TPA is the only FDA approved treatment for acute stroke. [5] It makes a significant difference in the lives of many patients who receive it. There are clear parameters that must be followed when it is used. [5] An emergency room equipped with CT scanner and interpreting radiologist, clinical laboratory, physicians trained in the NIH stroke scale, and located within 2 hours of a neurosurgeon have the necessary components to consider implementing a stroke team approach that could safely incorporate the use of TPA in acute stroke.

Rural hospitals may be anything from a 10 to 100 bed institution. The implications for appropriate level of care will be different. There are several ways to improve the treatment of acute stroke in the United States.
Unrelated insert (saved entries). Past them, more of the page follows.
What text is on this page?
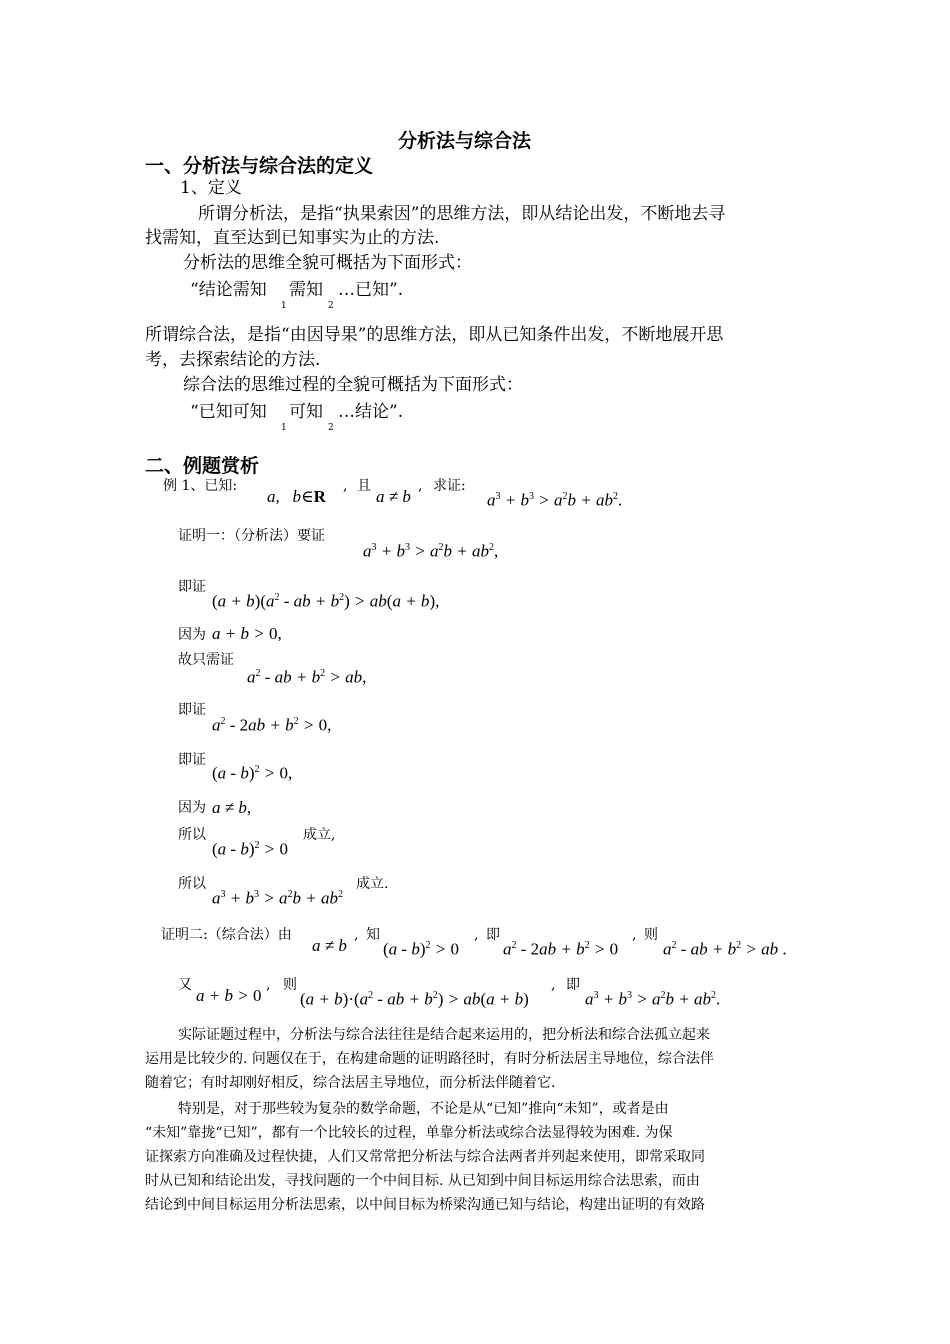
分析法与综合法
一、分析法与综合法的定义
1、定义
所谓分析法，是指“执果索因”的思维方法，即从结论出发，不断地去寻
找需知，直至达到已知事实为止的方法.
分析法的思维全貌可概括为下面形式：
“结论需知
1
需知
2
…已知”.
所谓综合法，是指“由因导果”的思维方法，即从已知条件出发，不断地展开思
考，去探索结论的方法.
综合法的思维过程的全貌可概括为下面形式：
“已知可知
1
可知
2
…结论”.
二、例题赏析
例 1、已知:
a,   b∈R
, 且
a ≠ b
, 求证:
$a^3 + b^3 > a^2b + ab^2$.
证明一：（分析法）要证
$a^3 + b^3 > a^2b + ab^2$,
即证
$(a + b)(a^2$ - ab + $b^2) > ab(a + b)$,
因为 a + b > 0,
故只需证
$a^2$ - ab + $b^2$ > ab,
即证
$a^2 - 2ab + b^2 > 0$,
即证
(a - b)$^2$ > 0,
因为 a ≠ b,
所以
(a - b)$^2$ > 0
成立,
所以
$a^3 + b^3 > a^2b + ab^2$
成立.
证明二:（综合法）由
a ≠ b
, 知
(a - b)$^2$ > 0
, 即
$a^2 - 2ab + b^2 > 0$
, 则
$a^2$ - ab + $b^2$ > ab .
又
a + b > 0
, 则
$(a + b)\cdot(a^2$ - ab + $b^2) > ab(a + b)$
, 即
$a^3 + b^3 > a^2b + ab^2$.
实际证题过程中，分析法与综合法往往是结合起来运用的，把分析法和综合法孤立起来
运用是比较少的. 问题仅在于，在构建命题的证明路径时，有时分析法居主导地位，综合法伴
随着它；有时却刚好相反，综合法居主导地位，而分析法伴随着它.
特别是，对于那些较为复杂的数学命题，不论是从“已知”推向“未知”，或者是由
“未知”靠拢“已知”，都有一个比较长的过程，单靠分析法或综合法显得较为困难. 为保
证探索方向准确及过程快捷，人们又常常把分析法与综合法两者并列起来使用，即常采取同
时从已知和结论出发，寻找问题的一个中间目标. 从已知到中间目标运用综合法思索，而由
结论到中间目标运用分析法思索，以中间目标为桥梁沟通已知与结论，构建出证明的有效路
The REACH system [3,4] may be one of them, but I do not think we can suggest that our rural physicians are inept or subject to coercion in making sound medical decisions with regard to stroke.

The physicians who call me from smaller community hospitals exhibit extraordinary skills in discerning potential candidates for TPA. Our focus needs to be on how to facilitate the arrival of a potential stroke victim to a medical institution that has the advantage of providing TPA for acute stroke. This involves public education, education of EMT’s and paramedics, and cooperation with emergency department staff. We do not want to foster the attitude that it is too dangerous to use in the appropriate clinical situation.

Reference

5. NINDS t-PA Stroke Study Group. Tissue plasminogen activator for acute ischemic stroke. N Engl J Med. 1995;333:1581-1587.

Disclosure: The author reports no conflicts of interest.